By the end of the 21st century, some parts of the world can expect as many as 30 more days a year without precipitation, according to a new study. Ongoing climate change caused by human influences will alter the nature of how rain and snow falls; areas that are prone to dry conditions will receive their precipitation in narrower windows of time. Computer model projections of future conditions indicate that regions such as the Amazon, Central America, Indonesia, and all Mediterranean climate regions around the world will likely see the greatest increase in the number of "dry days" per year, going without rain for as many as 30 days more every year. California, with its Mediterranean climate, is likely to have five to ten more dry days per year.
"Changes in intensity of precipitation events and duration of intervals between those events will have direct effects on vegetation and soil moisture," said Stephen Jackson, director of the U.S. Department of the Interior Southwest Climate Science Center, which co-funded the study. "(Study lead author Suraj) Polade and colleagues provide analyses that will be of considerable value to natural resource managers in climate adaptation and planning. Their study represents an important milestone in improving ecological and hydrological forecasting under climate change."

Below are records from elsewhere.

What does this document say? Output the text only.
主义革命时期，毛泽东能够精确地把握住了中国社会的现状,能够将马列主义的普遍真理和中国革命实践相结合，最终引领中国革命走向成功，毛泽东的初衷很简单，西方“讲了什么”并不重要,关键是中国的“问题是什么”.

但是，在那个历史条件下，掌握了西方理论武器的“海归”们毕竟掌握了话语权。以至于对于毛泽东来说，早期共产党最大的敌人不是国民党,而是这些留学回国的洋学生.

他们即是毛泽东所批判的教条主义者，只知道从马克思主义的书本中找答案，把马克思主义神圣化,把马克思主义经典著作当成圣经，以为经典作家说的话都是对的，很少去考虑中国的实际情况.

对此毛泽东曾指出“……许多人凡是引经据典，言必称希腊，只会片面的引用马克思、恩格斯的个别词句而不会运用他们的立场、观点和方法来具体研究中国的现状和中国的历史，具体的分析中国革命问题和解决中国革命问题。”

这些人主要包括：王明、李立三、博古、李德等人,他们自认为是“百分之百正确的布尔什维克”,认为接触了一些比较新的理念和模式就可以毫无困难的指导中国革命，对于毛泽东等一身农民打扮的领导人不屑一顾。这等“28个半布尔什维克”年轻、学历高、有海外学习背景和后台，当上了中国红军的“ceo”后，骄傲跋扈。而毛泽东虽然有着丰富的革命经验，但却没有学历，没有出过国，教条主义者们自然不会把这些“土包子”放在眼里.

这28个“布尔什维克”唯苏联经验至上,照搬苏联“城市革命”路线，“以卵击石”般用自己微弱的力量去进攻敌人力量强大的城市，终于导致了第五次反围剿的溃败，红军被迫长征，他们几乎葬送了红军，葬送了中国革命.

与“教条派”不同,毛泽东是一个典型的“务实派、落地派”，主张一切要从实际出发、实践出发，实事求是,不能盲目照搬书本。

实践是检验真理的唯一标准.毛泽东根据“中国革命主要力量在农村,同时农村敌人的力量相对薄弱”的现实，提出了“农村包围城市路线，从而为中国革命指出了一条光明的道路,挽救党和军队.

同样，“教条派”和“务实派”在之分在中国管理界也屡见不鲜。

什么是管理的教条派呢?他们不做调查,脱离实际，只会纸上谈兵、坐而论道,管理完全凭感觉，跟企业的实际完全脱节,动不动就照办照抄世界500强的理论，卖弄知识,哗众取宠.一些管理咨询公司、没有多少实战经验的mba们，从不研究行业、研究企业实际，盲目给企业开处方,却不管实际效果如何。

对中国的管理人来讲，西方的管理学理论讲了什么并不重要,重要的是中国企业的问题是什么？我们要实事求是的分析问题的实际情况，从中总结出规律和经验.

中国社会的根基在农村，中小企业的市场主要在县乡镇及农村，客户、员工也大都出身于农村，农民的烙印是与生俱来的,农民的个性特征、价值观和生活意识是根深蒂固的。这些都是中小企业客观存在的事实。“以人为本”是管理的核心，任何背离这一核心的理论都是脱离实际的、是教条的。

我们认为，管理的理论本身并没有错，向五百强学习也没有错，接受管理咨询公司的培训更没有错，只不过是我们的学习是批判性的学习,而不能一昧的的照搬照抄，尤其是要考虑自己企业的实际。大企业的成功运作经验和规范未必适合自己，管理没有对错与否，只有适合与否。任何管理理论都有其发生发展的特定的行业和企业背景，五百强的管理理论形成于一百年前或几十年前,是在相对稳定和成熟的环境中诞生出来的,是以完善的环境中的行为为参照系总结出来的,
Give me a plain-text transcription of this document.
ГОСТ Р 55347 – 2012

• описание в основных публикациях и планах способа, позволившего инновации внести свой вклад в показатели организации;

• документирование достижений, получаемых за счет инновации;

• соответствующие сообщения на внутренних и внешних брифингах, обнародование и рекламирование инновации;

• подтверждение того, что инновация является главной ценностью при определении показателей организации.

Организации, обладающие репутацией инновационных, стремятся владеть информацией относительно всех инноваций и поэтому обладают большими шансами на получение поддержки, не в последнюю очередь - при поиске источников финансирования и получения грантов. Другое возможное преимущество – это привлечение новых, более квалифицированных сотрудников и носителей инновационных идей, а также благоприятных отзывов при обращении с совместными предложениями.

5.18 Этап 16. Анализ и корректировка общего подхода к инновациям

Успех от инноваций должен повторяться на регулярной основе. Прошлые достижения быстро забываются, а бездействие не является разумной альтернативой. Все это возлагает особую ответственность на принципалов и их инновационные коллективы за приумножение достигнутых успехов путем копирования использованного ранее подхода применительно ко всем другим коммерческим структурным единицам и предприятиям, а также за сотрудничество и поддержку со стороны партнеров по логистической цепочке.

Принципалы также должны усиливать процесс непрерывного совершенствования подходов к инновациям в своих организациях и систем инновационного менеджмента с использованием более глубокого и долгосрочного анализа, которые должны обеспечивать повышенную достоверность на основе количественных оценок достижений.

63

Polade, a postdoctoral researcher at Scripps, said that one of the implications of this finding is that annual rainfall could become less reliable in drying regions as annual averages will be calculated over a smaller number of days. The 28 models used by the team showed agreement in many parts of the world on the change in the number of dry days those regions will receive. They were in less agreement about how intense rain or snow will be when it does fall, although there is general consensus among models that the most extreme precipitation will become more frequent. Climate models agreed even less on how the conflicting daily changes affect annual mean rainfall.